What if we had a map for every operational instance that defined its initial transformation and home location in the data warehouse detail/history layer? What if we also had publish-and-subscribe rules that defined downstream demands for this instance in either raw form or as a part of some derivation or aggregation? What if this instance was propagated from its operational origin through its initial transformation then into the detail/history layer and to each of the recipient sites in parallel and in real time?
What would you say if I said you could do this today?
1. The term Information Center can be traced to a design monograph developed at IBM Canada in 1979.
2. Devlin, B.A. and Murphy, P.T. An Architecture for a Business and Information System. IBM Systems Journal. Volume 27, No. 1, 1988.
3. The original meaning of VITAL was VAX IBM Tandem Application Life cycle, in deference to the dominant platforms in use at Apple at the time, despite the Macintosh, of course. This gives you some hint at the scope of our integration challenge.
4. W.H. Inmon, Building the Data Warehouse, QED/Wiley, 1991.
5. The need for a time-variant design is often misunderstood, overlooked or outright refuted by those who are most partial to Inmon's approach.

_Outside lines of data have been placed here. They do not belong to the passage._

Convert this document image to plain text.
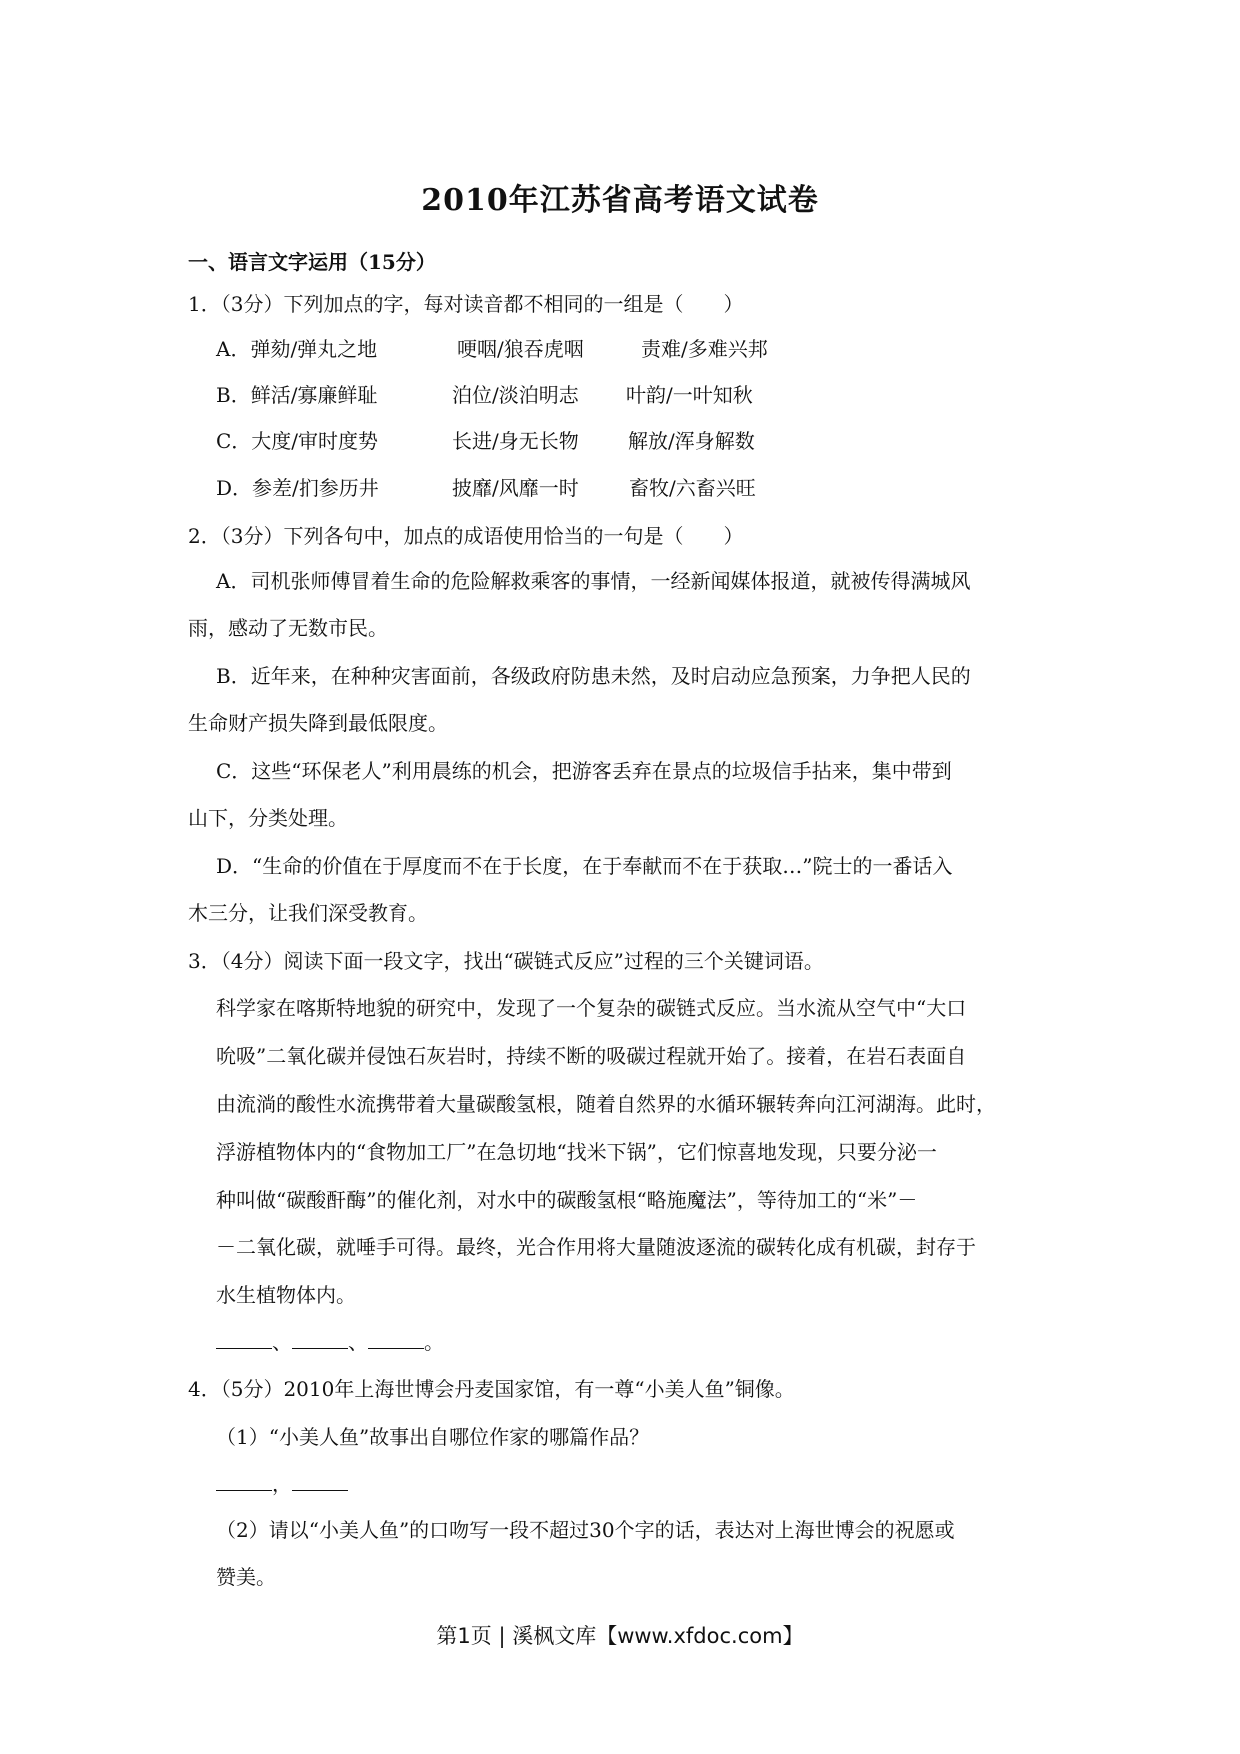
2010年江苏省高考语文试卷
一、语言文字运用（15分）
1．（3分）下列加点的字，每对读音都不相同的一组是（　　）
A．弹劾/弹丸之地	哽咽/狼吞虎咽	责难/多难兴邦
B．鲜活/寡廉鲜耻	泊位/淡泊明志 叶韵/一叶知秋
C．大度/审时度势	长进/身无长物 解放/浑身解数
D．参差/扪参历井	披靡/风靡一时	畜牧/六畜兴旺
2．（3分）下列各句中，加点的成语使用恰当的一句是（　　）
A．司机张师傅冒着生命的危险解救乘客的事情，一经新闻媒体报道，就被传得满城风
雨，感动了无数市民。
B．近年来，在种种灾害面前，各级政府防患未然，及时启动应急预案，力争把人民的
生命财产损失降到最低限度。
C．这些“环保老人”利用晨练的机会，把游客丢弃在景点的垃圾信手拈来，集中带到
山下，分类处理。
D．“生命的价值在于厚度而不在于长度，在于奉献而不在于获取…”院士的一番话入
木三分，让我们深受教育。
3．（4分）阅读下面一段文字，找出“碳链式反应”过程的三个关键词语。
科学家在喀斯特地貌的研究中，发现了一个复杂的碳链式反应。当水流从空气中“大口
吮吸”二氧化碳并侵蚀石灰岩时，持续不断的吸碳过程就开始了。接着，在岩石表面自
由流淌的酸性水流携带着大量碳酸氢根，随着自然界的水循环辗转奔向江河湖海。此时，
浮游植物体内的“食物加工厂”在急切地“找米下锅”，它们惊喜地发现，只要分泌一
种叫做“碳酸酐酶”的催化剂，对水中的碳酸氢根“略施魔法”，等待加工的“米”－
－二氧化碳，就唾手可得。最终，光合作用将大量随波逐流的碳转化成有机碳，封存于
水生植物体内。
、	、	。
4．（5分）2010年上海世博会丹麦国家馆，有一尊“小美人鱼”铜像。
（1）“小美人鱼”故事出自哪位作家的哪篇作品？
，
（2）请以“小美人鱼”的口吻写一段不超过30个字的话，表达对上海世博会的祝愿或
赞美。
第1页 | 溪枫文库【www.xfdoc.com】
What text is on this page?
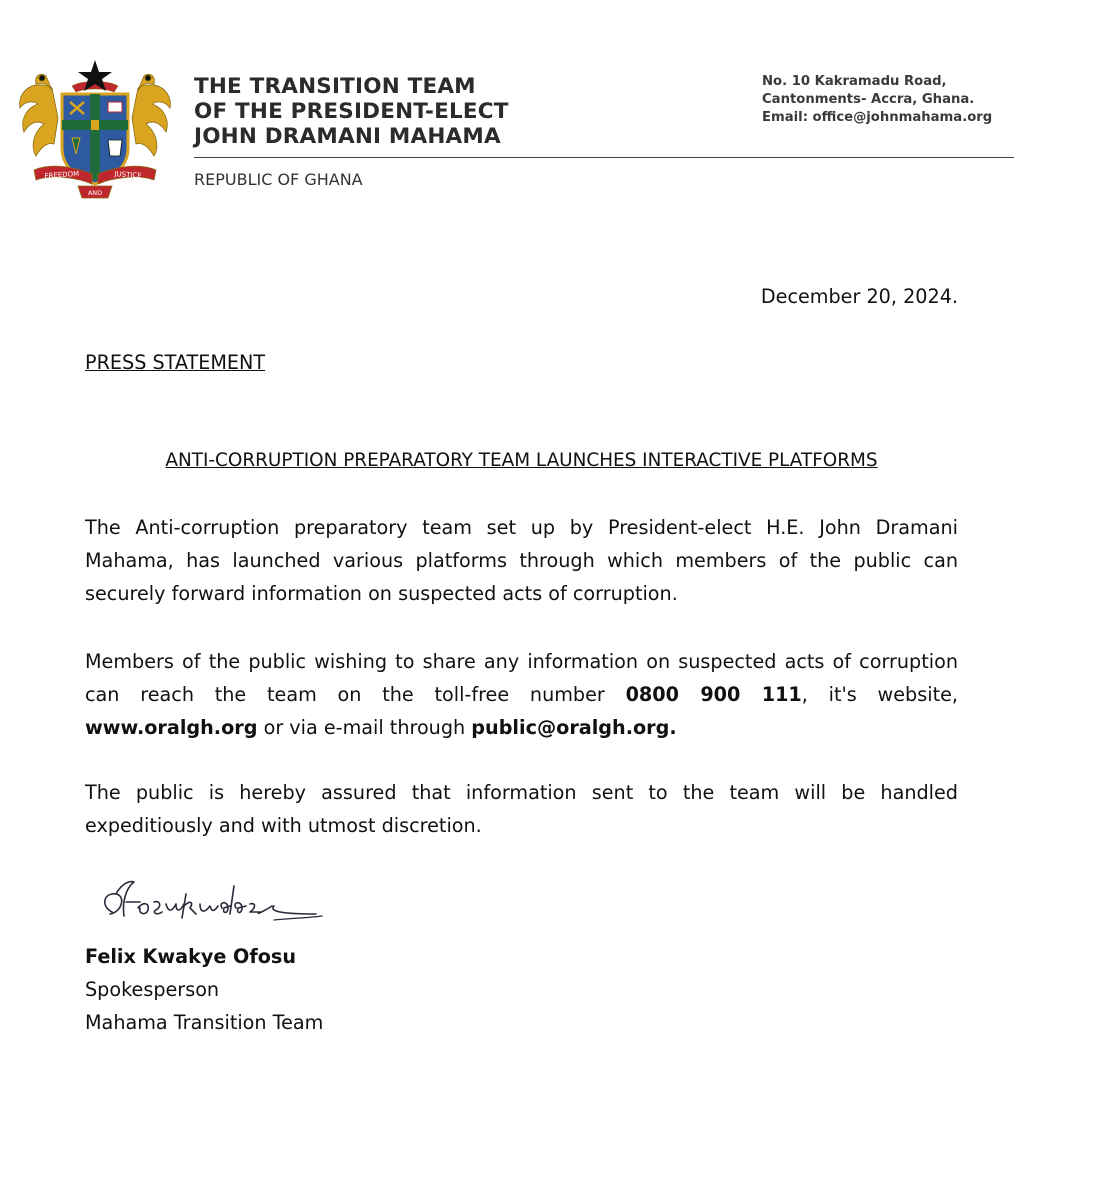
FREEDOM	JUSTICE
AND
THE TRANSITION TEAM
OF THE PRESIDENT-ELECT
JOHN DRAMANI MAHAMA
No. 10 Kakramadu Road,
Cantonments- Accra, Ghana.
Email: office@johnmahama.org
REPUBLIC OF GHANA
December 20, 2024.
PRESS STATEMENT
ANTI-CORRUPTION PREPARATORY TEAM LAUNCHES INTERACTIVE PLATFORMS
The Anti-corruption preparatory team set up by President-elect H.E. John Dramani Mahama, has launched various platforms through which members of the public can securely forward information on suspected acts of corruption.
Members of the public wishing to share any information on suspected acts of corruption can reach the team on the toll-free number 0800 900 111, it's website, www.oralgh.org or via e-mail through public@oralgh.org.
The public is hereby assured that information sent to the team will be handled expeditiously and with utmost discretion.
Felix Kwakye Ofosu
Spokesperson
Mahama Transition Team
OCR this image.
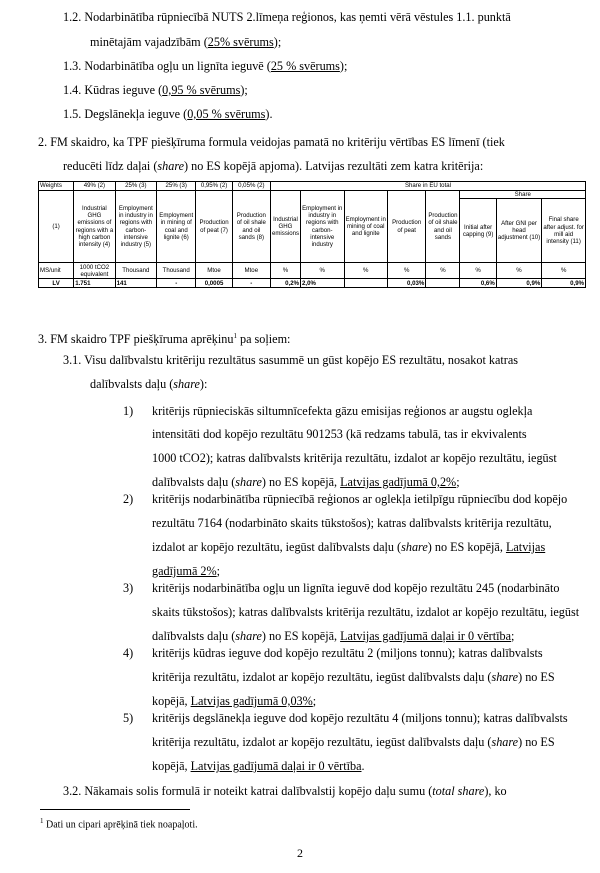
1.2. Nodarbinātība rūpniecībā NUTS 2.līmeņa reģionos, kas ņemti vērā vēstules 1.1. punktā
minētajām vajadzībām (25% svērums);
1.3. Nodarbinātība ogļu un lignīta ieguvē (25 % svērums);
1.4. Kūdras ieguve (0,95 % svērums);
1.5. Degslānekļa ieguve (0,05 % svērums).
2. FM skaidro, ka TPF piešķīruma formula veidojas pamatā no kritēriju vērtības ES līmenī (tiek
reducēti līdz daļai (share) no ES kopējā apjoma). Latvijas rezultāti zem katra kritērija:
Weights	49% (2)	25% (3)	25% (3)	0,95% (2)	0,05% (2)	Share in EU total							
(1)	Industrial GHG emissions of regions with a high carbon intensity (4)	Employment in industry in regions with carbon-intensive industry (5)	Employment in mining of coal and lignite (6)	Production of peat (7)	Production of oil shale and oil sands (8)	Industrial GHG emissions	Employment in industry in regions with carbon-intensive industry	Employment in mining of coal and lignite	Production of peat	Production of oil shale and oil sands	Share		
											Initial after capping (9)	After GNI per head adjustment (10)	Final share after adjust. for mill aid intensity (11)
MS/unit	1000 tCO2 equivalent	Thousand	Thousand	Mtoe	Mtoe	%	%	%	%	%	%	%	%
LV	1.751	141	-	0,0005	-	0,2%	2,0%		0,03%		0,6%	0,9%	0,9%
3. FM skaidro TPF piešķīruma aprēķinu$^1$ pa soļiem:
3.1. Visu dalībvalstu kritēriju rezultātus sasummē un gūst kopējo ES rezultātu, nosakot katras
dalībvalsts daļu (share):
1) kritērijs rūpnieciskās siltumnīcefekta gāzu emisijas reģionos ar augstu oglekļa
intensitāti dod kopējo rezultātu 901253 (kā redzams tabulā, tas ir ekvivalents
1000 tCO2); katras dalībvalsts kritērija rezultātu, izdalot ar kopējo rezultātu, iegūst
dalībvalsts daļu (share) no ES kopējā, Latvijas gadījumā 0,2%;
2) kritērijs nodarbinātība rūpniecībā reģionos ar oglekļa ietilpīgu rūpniecību dod kopējo
rezultātu 7164 (nodarbināto skaits tūkstošos); katras dalībvalsts kritērija rezultātu,
izdalot ar kopējo rezultātu, iegūst dalībvalsts daļu (share) no ES kopējā, Latvijas
gadījumā 2%;
3) kritērijs nodarbinātība ogļu un lignīta ieguvē dod kopējo rezultātu 245 (nodarbināto
skaits tūkstošos); katras dalībvalsts kritērija rezultātu, izdalot ar kopējo rezultātu, iegūst
dalībvalsts daļu (share) no ES kopējā, Latvijas gadījumā daļai ir 0 vērtība;
4) kritērijs kūdras ieguve dod kopējo rezultātu 2 (miljons tonnu); katras dalībvalsts
kritērija rezultātu, izdalot ar kopējo rezultātu, iegūst dalībvalsts daļu (share) no ES
kopējā, Latvijas gadījumā 0,03%;
5) kritērijs degslānekļa ieguve dod kopējo rezultātu 4 (miljons tonnu); katras dalībvalsts
kritērija rezultātu, izdalot ar kopējo rezultātu, iegūst dalībvalsts daļu (share) no ES
kopējā, Latvijas gadījumā daļai ir 0 vērtība.
$^1$ Dati un cipari aprēķinā tiek noapaļoti.
2
3.2. Nākamais solis formulā ir noteikt katrai dalībvalstij kopējo daļu sumu (total share), ko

Inmon is sited as the champion for the normalized storage model as opposed to star schema or cube methods. Those who advocate exclusively normalized design are also those that reject the need for physical storage of multiple aggregate levels. They abhor redundancy and erroneously consider a time variant design to be a redundant design.
6. Ralph Kimball,. The Data Warehouse Toolkit : Practical Techniques for Building Dimensional Data Warehouses, John Wiley & Sons, 1996.